Don't get me wrong. I like the coffee pods and use them myself from time to time, but I'm not buying his argument that he feels guilty they got so popular and became a problem for the environment. Surly he was smart enough to see the possibility.

Coffee out on the patio this morning. No guilt trips allowed, though.

Thursday, February 21, 2019

Check Out This Burger Recipe...!

One of my all-time favorite meals is a great big juicy ol' hamburger. I haven't had one in a while and this article from AtlasObscura reminded me of that fact. I'm just crazy enough to think that I would like to try this burger, ya know?

Guberburger

A now-shuttered Missouri drive-in brought local acclaim to patties topped in peanut butter.

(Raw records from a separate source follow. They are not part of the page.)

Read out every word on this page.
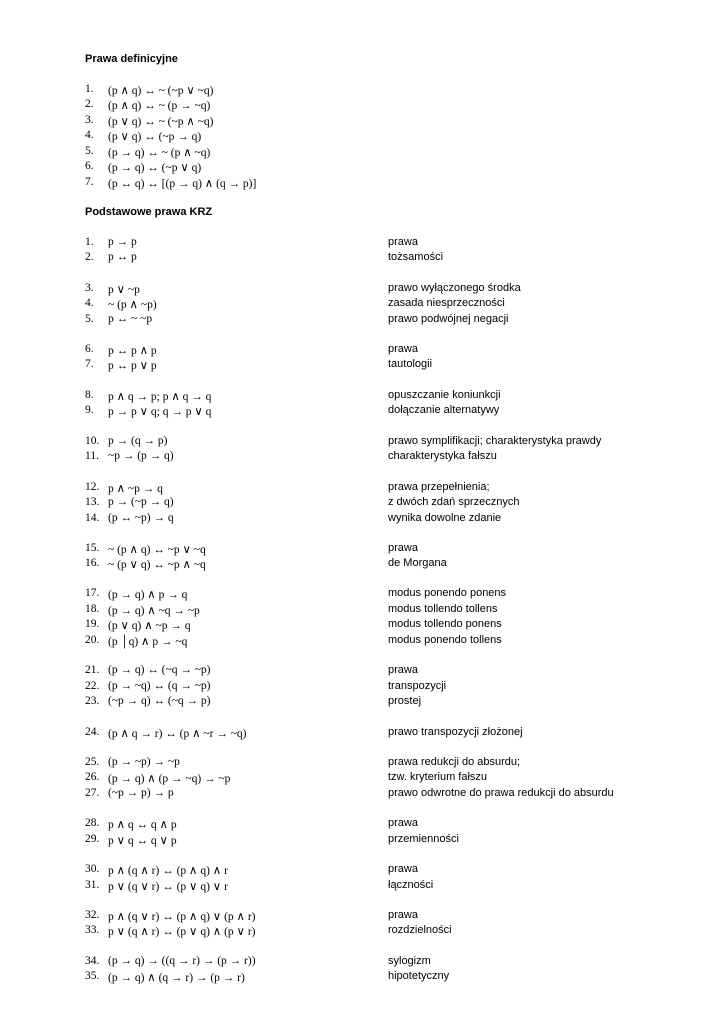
Prawa definicyjne
1. (p ∧ q) ↔ ~ (~p ∨ ~q)
2. (p ∧ q) ↔ ~ (p → ~q)
3. (p ∨ q) ↔ ~ (~p ∧ ~q)
4. (p ∨ q) ↔ (~p → q)
5. (p → q) ↔ ~ (p ∧ ~q)
6. (p → q) ↔ (~p ∨ q)
7. (p ↔ q) ↔ [(p → q) ∧ (q → p)]
Podstawowe prawa KRZ
1. p → p	prawa
2. p ↔ p	tożsamości
3. p ∨ ~p	prawo wyłączonego środka
4. ~ (p ∧ ~p)	zasada niesprzeczności
5. p ↔ ~ ~p	prawo podwójnej negacji
6. p ↔ p ∧ p	prawa
7. p ↔ p ∨ p	tautologii
8. p ∧ q → p; p ∧ q → q	opuszczanie koniunkcji
9. p → p ∨ q; q → p ∨ q	dołączanie alternatywy
10. p → (q → p)	prawo symplifikacji; charakterystyka prawdy
11. ~p → (p → q)	charakterystyka fałszu
12. p ∧ ~p → q	prawa przepełnienia;
13. p → (~p → q)	z dwóch zdań sprzecznych
14. (p ↔ ~p) → q	wynika dowolne zdanie
15. ~ (p ∧ q) ↔ ~p ∨ ~q	prawa
16. ~ (p ∨ q) ↔ ~p ∧ ~q	de Morgana
17. (p → q) ∧ p → q	modus ponendo ponens
18. (p → q) ∧ ~q → ~p	modus tollendo tollens
19. (p ∨ q) ∧ ~p → q	modus tollendo ponens
20. (p │q) ∧ p → ~q	modus ponendo tollens
21. (p → q) ↔ (~q → ~p)	prawa
22. (p → ~q) ↔ (q → ~p)	transpozycji
23. (~p → q) ↔ (~q → p)	prostej
24. (p ∧ q → r) ↔ (p ∧ ~r → ~q)	prawo transpozycji złożonej
25. (p → ~p) → ~p	prawa redukcji do absurdu;
26. (p → q) ∧ (p → ~q) → ~p	tzw. kryterium fałszu
27. (~p → p) → p	prawo odwrotne do prawa redukcji do absurdu
28. p ∧ q ↔ q ∧ p	prawa
29. p ∨ q ↔ q ∨ p	przemienności
30. p ∧ (q ∧ r) ↔ (p ∧ q) ∧ r	prawa
31. p ∨ (q ∨ r) ↔ (p ∨ q) ∨ r	łączności
32. p ∧ (q ∨ r) ↔ (p ∧ q) ∨ (p ∧ r)	prawa
33. p ∨ (q ∧ r) ↔ (p ∨ q) ∧ (p ∨ r)	rozdzielności
34. (p → q) → ((q → r) → (p → r))	sylogizm
35. (p → q) ∧ (q → r) → (p → r)	hipotetyczny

One small drive-in burger joint in the city of Sedalia, Missouri, introduced fast-food fans to a peanut butter–slathered hamburger known as the Guberburger. The Wheel Inn, about an hour-and-a-half drive from Kansas City, attracted customers with their well-loved patties, the most unique of which featured peanut butter, mayonnaise, lettuce, and tomato as its signature toppings. Hungry drivers pulled up for roadside service from the 1940s until 2007, when a highway expansion project compromised the building.

A former employee took the initiative to reopen The Wheel Inn in a new location, extending the guberburger’s life for a few more good years. Unfortunately, the second location shuttered in 2013. Even though the original location and the business behind the guberburger are gone, other local joints have taken it upon themselves to keep the legacy alive. You can still find peanut butter–topped hamburgers at eateries in Sedalia today, a result of The Wheel Inn’s nearly 70 years as a local staple.

I reckon many folks will hate the thought of peanut butter on a burger, but I think it might be kinda tasty! Might have to try this one at home, ya know?

Coffee out on the patio this morning.